Private lenders have been busy the last few years, and among their best customers are self-employed borrowers.
“As COO of one of the country’s top private lending brokerages, I see a lot of self-employed borrowers in the same set of circumstances,” said Matrix Mortgage Global’s Laura Martin. “Any savvy business owner/operator will want to write off as much of their businesses expenses as possible, thereby presenting a less-than-representative annual income on their T1 General tax returns. A contractor, for example, might bring in $200,000 in revenues but expense $150,000 of it between the cost of building materials, sub-contractors, truck payments, etc. They would put $50,000 down on their line 150 of the T1 General and save quite a bit of tax by doing so.”
However, only declaring $50,000 of income puts them at a decided disadvantage when qualifying for a mortgage.
“Thus significantly decreasing their borrowing and purchasing capacity,” continued Martin. “The B-20 stress test has made it such that Schedule A banks and trust companies have had to turn away 20% more borrowers because they don’t fit the guidelines.”
Ergo, private lenders have watched their market share billow from 3% in 2015 ago to 12% last year. While borrowers with bruised credit comprise a substantial portion of private lenders’ clientele, non-traditional income earners like the self-employed feature prominently, too.
“[Private lenders] are much more willing to view borrowers eligibility from a big picture perspective, in terms of actual affordability, and do not have set cut-off guidelines for income and credit,” said Martin. “Private lenders and MICs [mortgage investment corporations] prioritize the asset above all else, like credit and income.”
According to Statistics Canada, anywhere from 15-20% of Canadians are self-employed, but Martin reckons the actual number is higher.
“If you include those who have a side hustle, such as the ever popular and growing ride sharing and food delivery service companies, you’re looking at something closer to 35%.”

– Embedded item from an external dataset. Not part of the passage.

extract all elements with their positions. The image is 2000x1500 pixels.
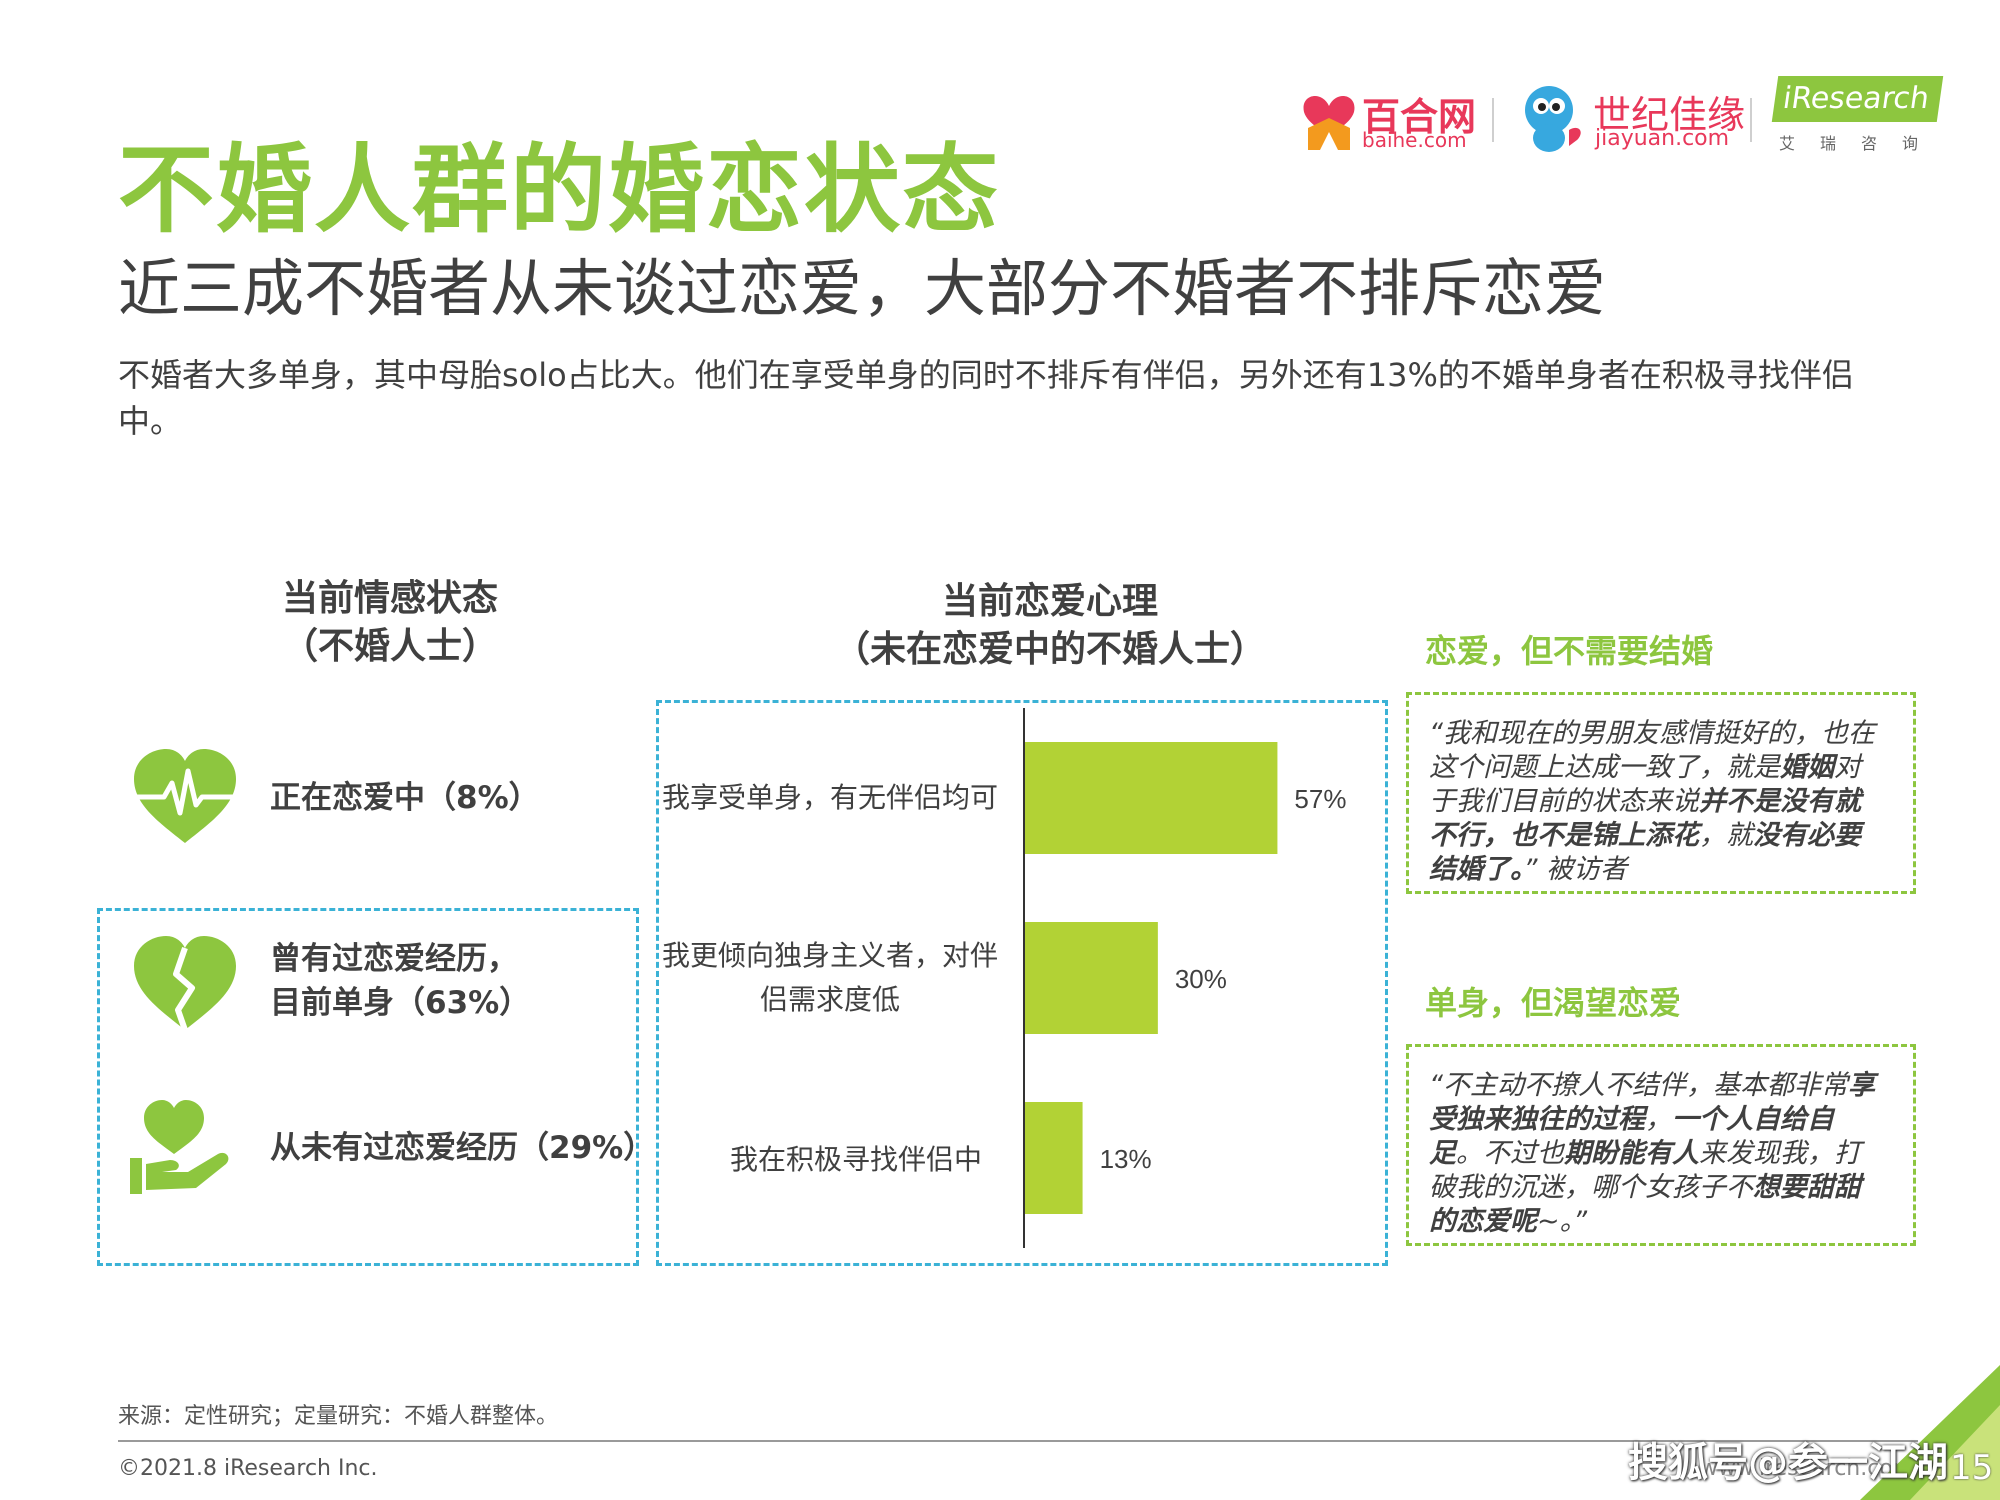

Matrix funded over 400 private mortgages last year, at least half of which were for self-employed borrowers. While rates are higher and as much as 3% in fees are paid, there is some equilibrium.
“In the end, it tends to balance out if one considers the income taxes they saved,” she said.
Private lenders are preponderantly stopgap measures for borrowers, even the self-employed, and private lender Wasah Malik of King Lending Capital says that he redirects clients to B lenders within 12 months.
“Most of my deals are exited after one year, but we guide them through the whole process and eventually send them to B lenders because they don’t have to declare a line 150—they just have to provide six to 12 months of bank statements to show business cash flow,” said Malik, adding that 80% of his clients are self-employed.
“On the B side, they can still get qualified based on the cash flow of their business.”